Город плыл к новому рассвету под прерывистым дождем и зябким лунным светом. Колебались, как дыхание старца, тут и там язычки масляных ламп, пылали, как сердца влюбленных, факелы ночной стражи на хмурых улицах. Нависали над снами людскими громады домов, и сквозь камень и дерево пробивались души к нездешним лугам, где зелень и свет, где встретят их после перехода — кто говорил Митра, кто Осирис, кто Радамант, а кто и Христа призывал в посмертные судьи. А другие души неслись по рекам своих тревог к водопадам и водоворотам: страшились того, чему не суждено случиться, тянулись к избавлению от того, чего не избежать. А третьи валились в колодец, где не было у них ни труда, ни горя, и было им лучше всех в этих снах — и всех тяжелей по пробуждении.
И юный богатый бездельник, и полуслепая старуха в нездешних заботах — в одной ладье с императором и мятежником, с книжником и красавицей, со всеми, кто на рассвете станет на одну ночь ближе к тому порогу, за который каждый не хотел бы ступать — и каждый однажды ступит.

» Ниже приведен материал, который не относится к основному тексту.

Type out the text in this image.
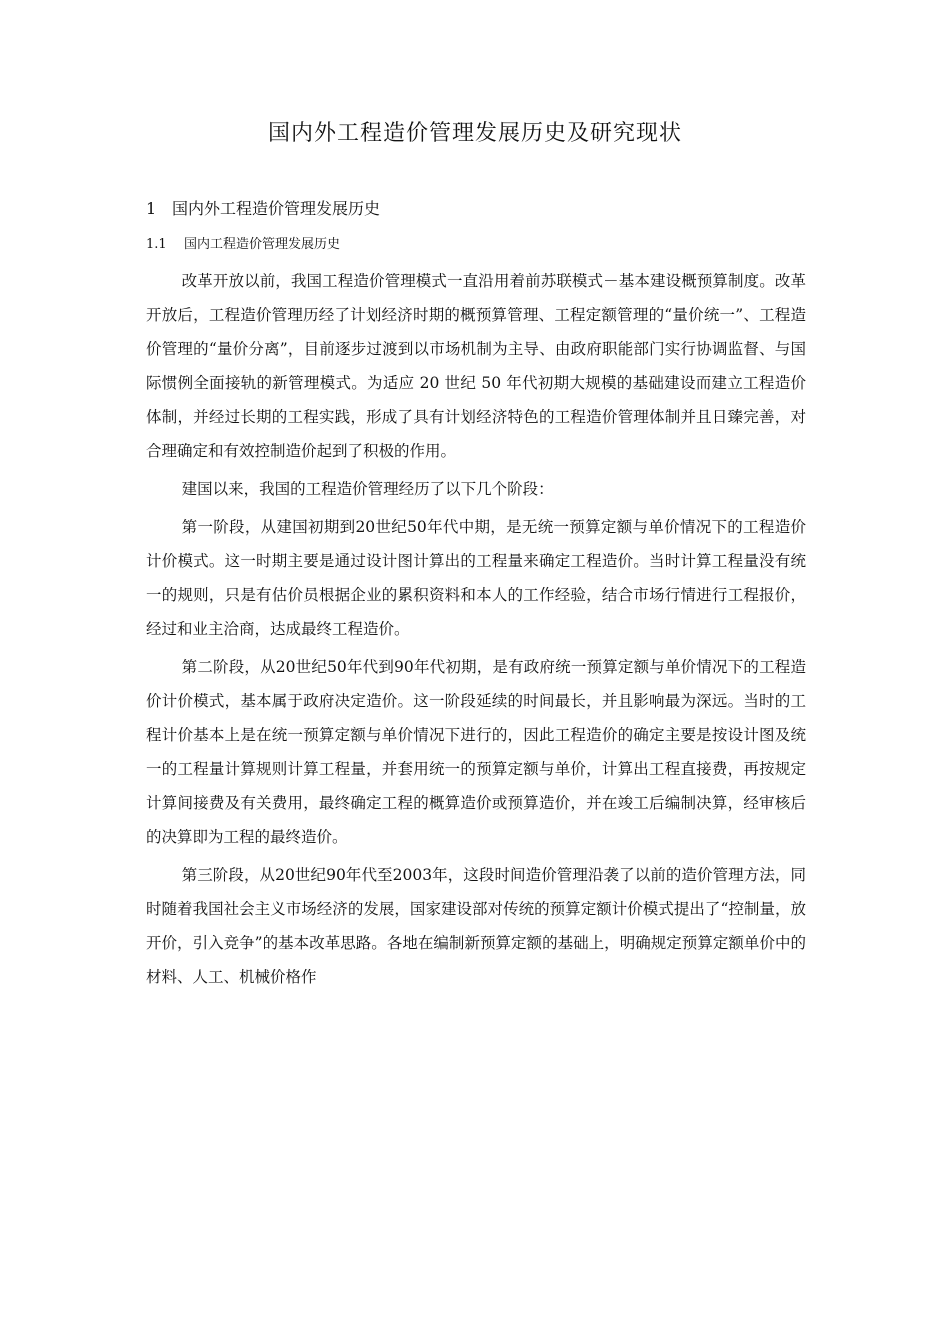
国内外工程造价管理发展历史及研究现状
1 国内外工程造价管理发展历史
1.1 国内工程造价管理发展历史

改革开放以前，我国工程造价管理模式一直沿用着前苏联模式－基本建设概预算制度。改革开放后，工程造价管理历经了计划经济时期的概预算管理、工程定额管理的“量价统一”、工程造价管理的“量价分离”，目前逐步过渡到以市场机制为主导、由政府职能部门实行协调监督、与国际惯例全面接轨的新管理模式。为适应 20 世纪 50 年代初期大规模的基础建设而建立工程造价体制，并经过长期的工程实践，形成了具有计划经济特色的工程造价管理体制并且日臻完善，对合理确定和有效控制造价起到了积极的作用。

建国以来，我国的工程造价管理经历了以下几个阶段：

第一阶段，从建国初期到20世纪50年代中期，是无统一预算定额与单价情况下的工程造价计价模式。这一时期主要是通过设计图计算出的工程量来确定工程造价。当时计算工程量没有统一的规则，只是有估价员根据企业的累积资料和本人的工作经验，结合市场行情进行工程报价，经过和业主洽商，达成最终工程造价。

第二阶段，从20世纪50年代到90年代初期，是有政府统一预算定额与单价情况下的工程造价计价模式，基本属于政府决定造价。这一阶段延续的时间最长，并且影响最为深远。当时的工程计价基本上是在统一预算定额与单价情况下进行的，因此工程造价的确定主要是按设计图及统一的工程量计算规则计算工程量，并套用统一的预算定额与单价，计算出工程直接费，再按规定计算间接费及有关费用，最终确定工程的概算造价或预算造价，并在竣工后编制决算，经审核后的决算即为工程的最终造价。

第三阶段，从20世纪90年代至2003年，这段时间造价管理沿袭了以前的造价管理方法，同时随着我国社会主义市场经济的发展，国家建设部对传统的预算定额计价模式提出了“控制量，放开价，引入竞争”的基本改革思路。各地在编制新预算定额的基础上，明确规定预算定额单价中的材料、人工、机械价格作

А на следующее серенькое утро, когда Феликс вышел из дома вместе с Мутиллием, весь этот водяной город тек к театру, как ручьи после ливня — к реке. Снова накрапывал дождик, тот мелкий и нудный, который старается нам внушить, что весны не бывает на свете. Его особо и не замечаешь, но отвязаться от него невозможно, — он с тобой весь день, и уже к полудню промокло всё, что только могло, а все мысли лишь о сухости и тепле.
Но сегодня — о представлении! Люди как капельки выскакивали из домов, ручейки текли по улицам и впадали в реку, а река — поток праздных зрителей обоих плов, всех возрастов и состояний, не исключая даже рабов, стремилась к амфитеатру. Огибала его, дробилась, как у моря, на рукава: каждый к своему проходу, к скамейке, на которой выцарапаны, а у кого и вырезаны искусным гравером родовые имена. А чернь толпилась, пихалась, спешила рассесться на безымянных скамьях, занять места пониже, поближе к представлению. И все, все без различия возбужденно галдели: гадали, чем нынешнее представление будет отличаться от прошлого или расспрашивали, о чем там шла речь — только, умоляю, не говорите, чем кончилось, а то смотреть неинтересно будет!

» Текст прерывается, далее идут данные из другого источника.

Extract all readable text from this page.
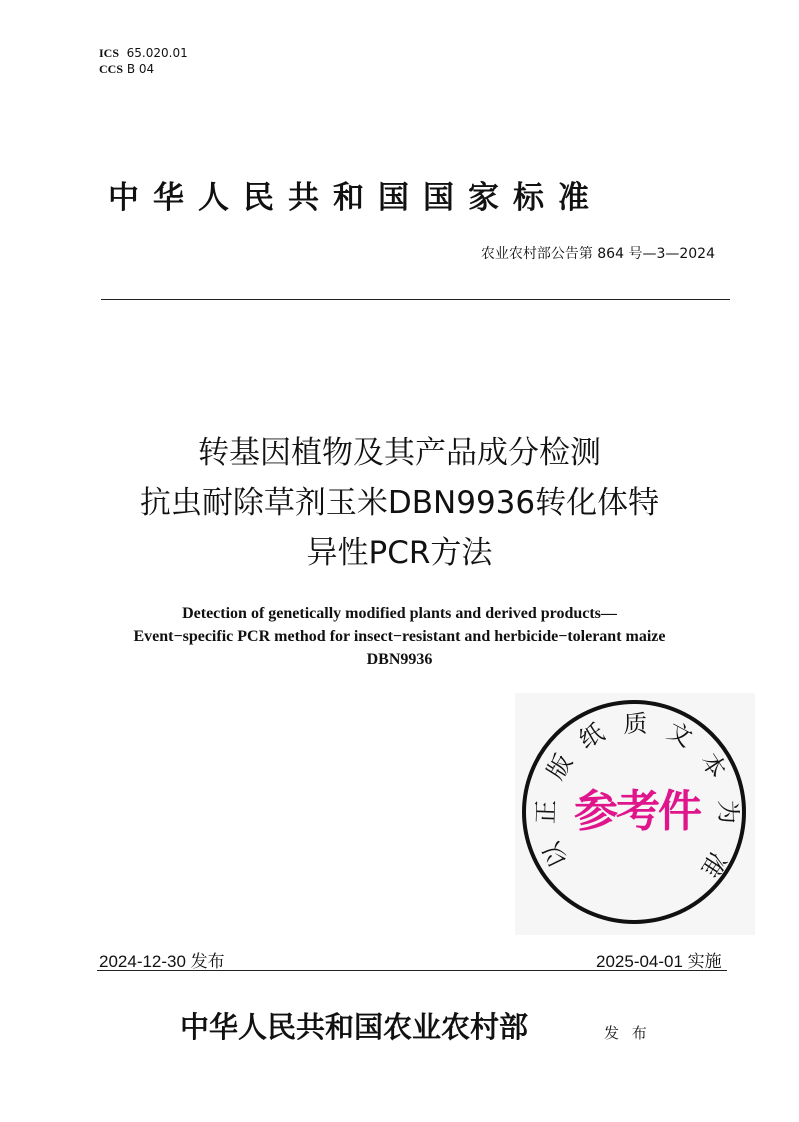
ICS 65.020.01
CCS B 04
中华人民共和国国家标准
农业农村部公告第 864 号—3—2024
转基因植物及其产品成分检测
抗虫耐除草剂玉米DBN9936转化体特
异性PCR方法
Detection of genetically modified plants and derived products—
Event−specific PCR method for insect−resistant and herbicide−tolerant maize
DBN9936
以
正
版
纸 质 文
本
为
准
参考件
2024-12-30 发布	2025-04-01 实施
中华人民共和国农业农村部	发 布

Феликс скоро понял, почему представление было назначено на сегодня. Это когда-то, в древних Афинах, комедиографы соревновались друг с другом и давали каждое свое произведение только по одному разу, и всякая постановка была первой. Тогда и комедии были другими, как у Аристофана — комедиографы дерзко спорили с властями, высмеивали сильных и знаменитых, даже порой богов выставляли дураками. Что осталось от этого сегодня? Беззубые унылые истории про несчастливых влюбленных и всяких придурков.

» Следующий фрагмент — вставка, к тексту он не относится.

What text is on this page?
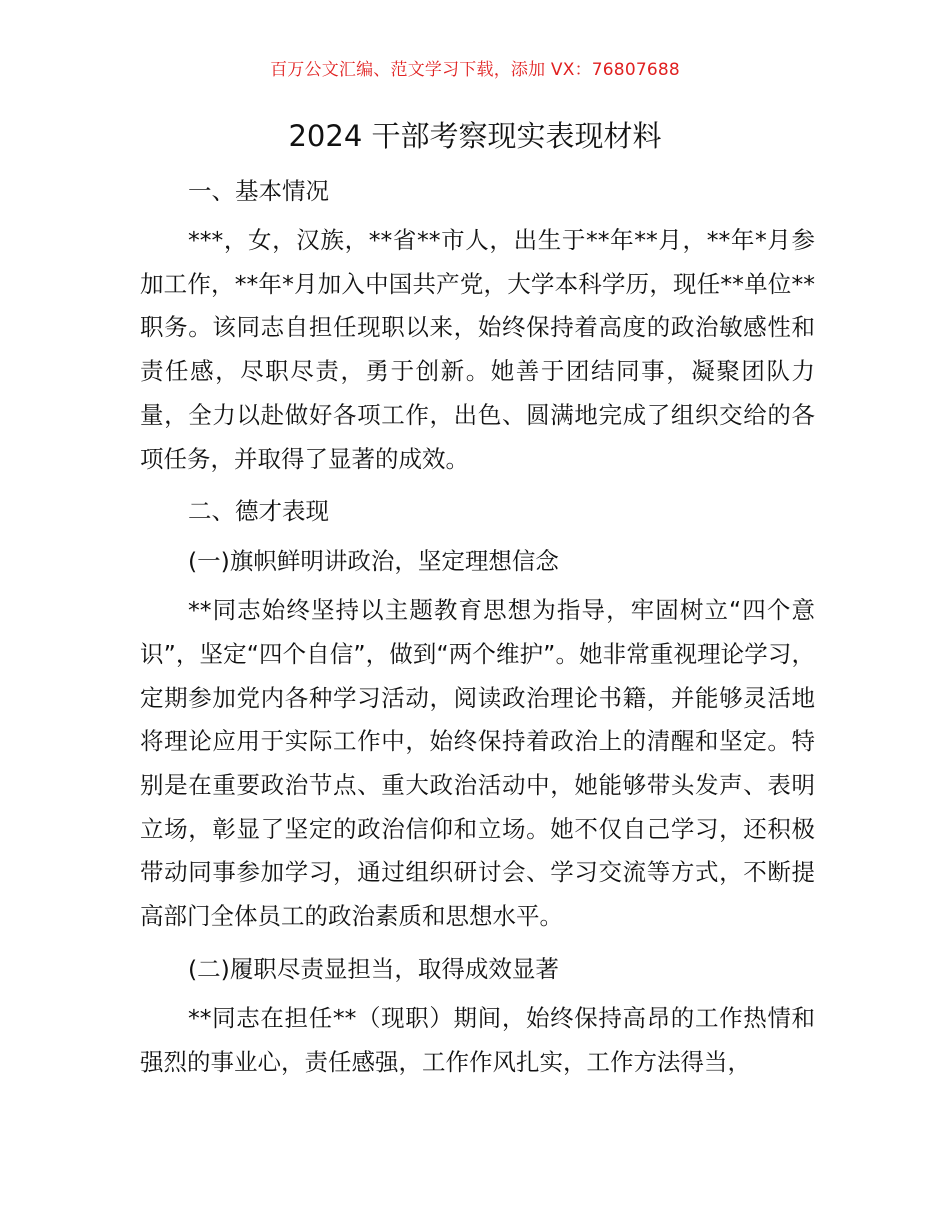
百万公文汇编、范文学习下载，添加 VX：76807688
2024 干部考察现实表现材料

一、基本情况

***，女，汉族，**省**市人，出生于**年**月，**年*月参加工作，**年*月加入中国共产党，大学本科学历，现任**单位**职务。该同志自担任现职以来，始终保持着高度的政治敏感性和责任感，尽职尽责，勇于创新。她善于团结同事，凝聚团队力量，全力以赴做好各项工作，出色、圆满地完成了组织交给的各项任务，并取得了显著的成效。

二、德才表现

(一)旗帜鲜明讲政治，坚定理想信念

**同志始终坚持以主题教育思想为指导，牢固树立“四个意识”，坚定“四个自信”，做到“两个维护”。她非常重视理论学习，定期参加党内各种学习活动，阅读政治理论书籍，并能够灵活地将理论应用于实际工作中，始终保持着政治上的清醒和坚定。特别是在重要政治节点、重大政治活动中，她能够带头发声、表明立场，彰显了坚定的政治信仰和立场。她不仅自己学习，还积极带动同事参加学习，通过组织研讨会、学习交流等方式，不断提高部门全体员工的政治素质和思想水平。

(二)履职尽责显担当，取得成效显著

**同志在担任**（现职）期间，始终保持高昂的工作热情和强烈的事业心，责任感强，工作作风扎实，工作方法得当，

И праздники, праздники — да ведь почти что каждый день посвящен у язычников какому-то божеству! Сами дни недели — день Марса, Луны, Меркурия, Юпитера и так далее. Вот и сегодня поминают в Аквилее какое-то местное божество, еще от венетов не то кельтов доставшееся, как его древнее имя, уже никто и не помнит точно, а зовут все Веселым Козопасом (Феликс морщится, слишком уж на Доброго Пастыря похоже) или просто Сильваном, на латинский манер. Кто-то вроде Пана, и рожицу его с рожками можно порой увидеть в сельских святилищах. И оказывается, в этот день в давние времена отмечали его праздник, а где козы, там и Дионис, там и козлодранье, там и трагедии с комедиями. Сложно объяснить, почему, но местным это очевидно!